Amazon's $5B Bet on Anthropic: Is It Worth It?
On April 20th, Amazon and Anthropic jointly announced something significant: Amazon is investing another $5 billion.
Combined with the previous $4 billion, Amazon’s total bet on Anthropic has now exceeded $9 billion. That’s not pocket change—even for a company of Amazon’s size, it’s enough to make the board discuss it seriously for several rounds.
After the news broke, I saw two completely different reactions. One camp said “Amazon is crazy, Anthropic isn’t worth this price.” The other said “This investment is incredibly smart—AWS finally has a chip to compete against OpenAI.”
My personal take? Both perspectives have merit, but both are also somewhat one-sided.
Let’s start with the “not worth it” argument. Anthropic’s current valuation is around $60 billion, but annual revenue (based on my estimates from public information) is probably in the $1-2 billion range. By traditional valuation models, that multiple is absurdly high. More critically, Anthropic is still losing money—and losing a lot. Anyone who understands large model training and inference costs knows what I’m talking about.
But the “worth it” camp uses a different calculation. They’re not measuring how much money Anthropic itself can make, but how much this investment can help AWS make.
Here’s some context: Microsoft’s deep partnership with OpenAI has given Azure a massive advantage in AI cloud services. Many companies choose Azure not because Azure is inherently better, but because it’s the only place to run the latest GPT-4. This kind of “model-as-a-service” exclusivity is something traditional cloud providers can’t buy with pricing or service quality alone.
Amazon is now replicating this strategy. Through its deep investment in Anthropic, AWS gains priority access to Claude models, customization capabilities, and joint sales rights. In other words, when customers say “we want to use Claude,” AWS can confidently respond “come to us for the best experience.”
I noticed one detail: the investment agreement mentions “specific commercial milestones.” This means the $5 billion isn’t a one-time transfer—it’s tied to Anthropic’s performance. This structure is risk hedging for Amazon. If Anthropic performs well, Amazon is happy to invest more. If growth disappoints, future commitments can be reduced.
Another point many people miss: Amazon isn’t “saving” Anthropic—it’s “locking in” Anthropic.
In today’s AI industry, independent foundation model companies are in an awkward position. OpenAI has Microsoft’s backing, Anthropic has Amazon and Google’s dual investment, DeepSeek has ByteDance behind it, and smaller model companies are either being acquired or slowly marginalized. Pure independent development paths in capital-intensive foundation models are essentially non-viable.
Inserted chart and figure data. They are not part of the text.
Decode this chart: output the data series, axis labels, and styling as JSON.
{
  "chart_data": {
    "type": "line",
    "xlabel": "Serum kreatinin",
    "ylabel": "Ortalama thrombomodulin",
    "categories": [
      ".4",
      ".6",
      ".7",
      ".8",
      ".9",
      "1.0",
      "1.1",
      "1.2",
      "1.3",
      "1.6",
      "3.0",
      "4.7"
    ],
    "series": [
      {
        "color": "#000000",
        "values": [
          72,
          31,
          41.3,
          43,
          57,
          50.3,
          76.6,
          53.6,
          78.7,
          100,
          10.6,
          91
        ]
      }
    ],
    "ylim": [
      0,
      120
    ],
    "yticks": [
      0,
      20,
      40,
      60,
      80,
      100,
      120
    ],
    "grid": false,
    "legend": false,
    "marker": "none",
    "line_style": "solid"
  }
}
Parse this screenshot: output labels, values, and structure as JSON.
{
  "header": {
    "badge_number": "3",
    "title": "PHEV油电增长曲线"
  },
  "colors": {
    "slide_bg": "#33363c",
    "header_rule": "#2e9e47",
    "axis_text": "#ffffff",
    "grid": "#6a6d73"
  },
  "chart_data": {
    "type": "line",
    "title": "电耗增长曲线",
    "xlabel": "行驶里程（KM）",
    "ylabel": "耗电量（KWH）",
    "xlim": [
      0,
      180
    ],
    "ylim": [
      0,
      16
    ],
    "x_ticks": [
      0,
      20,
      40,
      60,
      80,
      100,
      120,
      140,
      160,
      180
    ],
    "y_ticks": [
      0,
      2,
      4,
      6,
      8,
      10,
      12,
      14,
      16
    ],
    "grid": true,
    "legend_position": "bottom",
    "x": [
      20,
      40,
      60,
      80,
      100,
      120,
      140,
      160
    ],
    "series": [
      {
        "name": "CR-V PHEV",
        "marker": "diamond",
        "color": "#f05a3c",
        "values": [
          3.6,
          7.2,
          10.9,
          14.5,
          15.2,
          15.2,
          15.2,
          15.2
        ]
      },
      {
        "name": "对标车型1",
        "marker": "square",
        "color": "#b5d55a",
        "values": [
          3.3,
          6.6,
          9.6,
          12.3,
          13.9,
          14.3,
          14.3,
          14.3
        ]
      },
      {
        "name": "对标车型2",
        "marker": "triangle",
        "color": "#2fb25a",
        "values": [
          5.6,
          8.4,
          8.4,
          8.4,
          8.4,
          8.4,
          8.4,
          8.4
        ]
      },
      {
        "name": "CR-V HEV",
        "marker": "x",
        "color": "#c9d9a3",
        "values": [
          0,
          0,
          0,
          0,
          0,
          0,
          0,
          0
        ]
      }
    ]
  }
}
So the essence of this investment is a “political marriage” between Amazon and Anthropic. Both sides get what they need—Anthropic gets money and cloud resources, Amazon gets model capabilities and market leverage.
As for whether it’s worth it? I think it depends on your time horizon. If you’re looking at ROI next year, definitely not. If you’re looking at AWS’s AI cloud market share five years from now, this might be one of Amazon’s best investments ever.
Of course, the risks are obvious. Can Anthropic maintain technical leadership? Can Claude’s user experience catch up to ChatGPT? These are unknowns. But that’s how business works—there are no certain bets, only trade-offs between risk and reward.
Amazon is placing a pretty big bet this time.